The original tender specification called for the solar systems to supply 90% of Tokelau's electricity demand. Through creative design, project management methodology, and sheer scale Powersmart Solar will be installing solar systems capable of providing 150% of current electricity demand allowing the Tokelauans to expand their electricity use without increasing diesel use.
Mike Bassett-Smith says the company is proud to be leading the project because of the impact it will have on the well-being of the people of Tokelau.
"All across the Pacific there are clear issues with the current and expected future costs of electricity generated using diesel, not to mention the environmental costs and risks of unloading diesel drums on tropical atolls."
"Energy costs underpin the economic and social development of these nations and making a positive impact on these issues is the single most important reason we started this business."
The change is being welcomed by the Tokelauan community. "It's going to be an amazing change from using fossil fuel," says Foua Toloa. "It avoids expenses, but also bringing them there, it's dangerous and any spill will affect the environment."
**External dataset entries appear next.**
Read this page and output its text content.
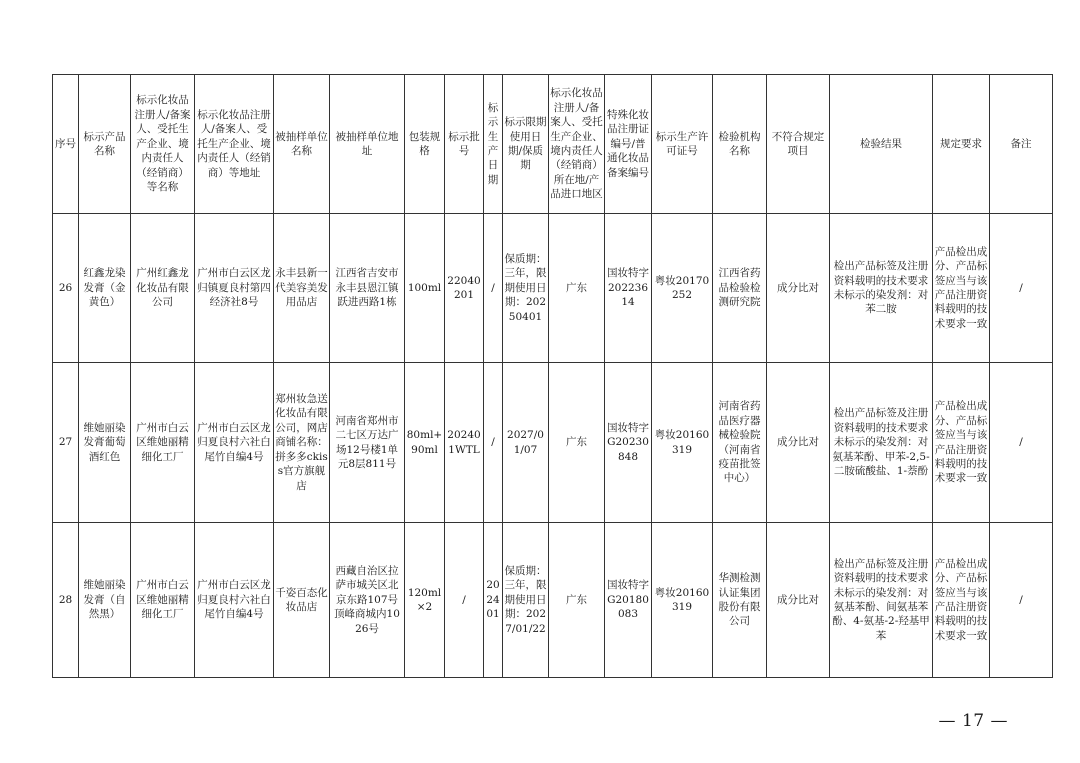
序号	标示产品名称	标示化妆品注册人/备案人、受托生产企业、境内责任人（经销商）等名称	标示化妆品注册人/备案人、受托生产企业、境内责任人（经销商）等地址	被抽样单位名称	被抽样单位地址	包装规格	标示批号	标示生产日期	标示限期使用日期/保质期	标示化妆品注册人/备案人、受托生产企业、境内责任人（经销商）所在地/产品进口地区	特殊化妆品注册证编号/普通化妆品备案编号	标示生产许可证号	检验机构名称	不符合规定项目	检验结果	规定要求	备注
26	红鑫龙染发膏（金黄色）	广州红鑫龙化妆品有限公司	广州市白云区龙归镇夏良村第四经济社8号	永丰县新一代美容美发用品店	江西省吉安市永丰县恩江镇跃进西路1栋	100ml	22040201	/	保质期：三年，限期使用日期：20250401	广东	国妆特字20223614	粤妆20170252	江西省药品检验检测研究院	成分比对	检出产品标签及注册资料载明的技术要求未标示的染发剂：对苯二胺	产品检出成分、产品标签应当与该产品注册资料载明的技术要求一致	/
27	维她丽染发膏葡萄酒红色	广州市白云区维她丽精细化工厂	广州市白云区龙归夏良村六社白尾竹自编4号	郑州妆急送化妆品有限公司，网店商铺名称：拼多多ckiss官方旗舰店	河南省郑州市二七区万达广场12号楼1单元8层811号	80ml+90ml	202401WTL	/	2027/01/07	广东	国妆特字G20230848	粤妆20160319	河南省药品医疗器械检验院（河南省疫苗批签中心）	成分比对	检出产品标签及注册资料载明的技术要求未标示的染发剂：对氨基苯酚、甲苯-2,5-二胺硫酸盐、1-萘酚	产品检出成分、产品标签应当与该产品注册资料载明的技术要求一致	/
28	维她丽染发膏（自然黑）	广州市白云区维她丽精细化工厂	广州市白云区龙归夏良村六社白尾竹自编4号	千姿百态化妆品店	西藏自治区拉萨市城关区北京东路107号顶峰商城内1026号	120ml×2	/	202401	保质期：三年，限期使用日期：2027/01/22	广东	国妆特字G20180083	粤妆20160319	华测检测认证集团股份有限公司	成分比对	检出产品标签及注册资料载明的技术要求未标示的染发剂：对氨基苯酚、间氨基苯酚、4-氨基-2-羟基甲苯	产品检出成分、产品标签应当与该产品注册资料载明的技术要求一致	/
— 17 —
Tokelau is made up of three tropical atolls (Fakaofo, Nukunonu, and Atafu) in the South Pacific Ocean. The atolls have a total land area of 10km² and a population of approximately 1,500 people. At present the diesel generators burn around 200 litres of fuel daily on each atoll, meaning more than 2,000 barrels of diesel are used to generate electricity in Tokelau each year costing more than $1 million. The installation of 4,032 solar panels (one megawatt of solar) and batteries across the three atolls will eliminate diesel fuel use and provide consistent high quality electricity.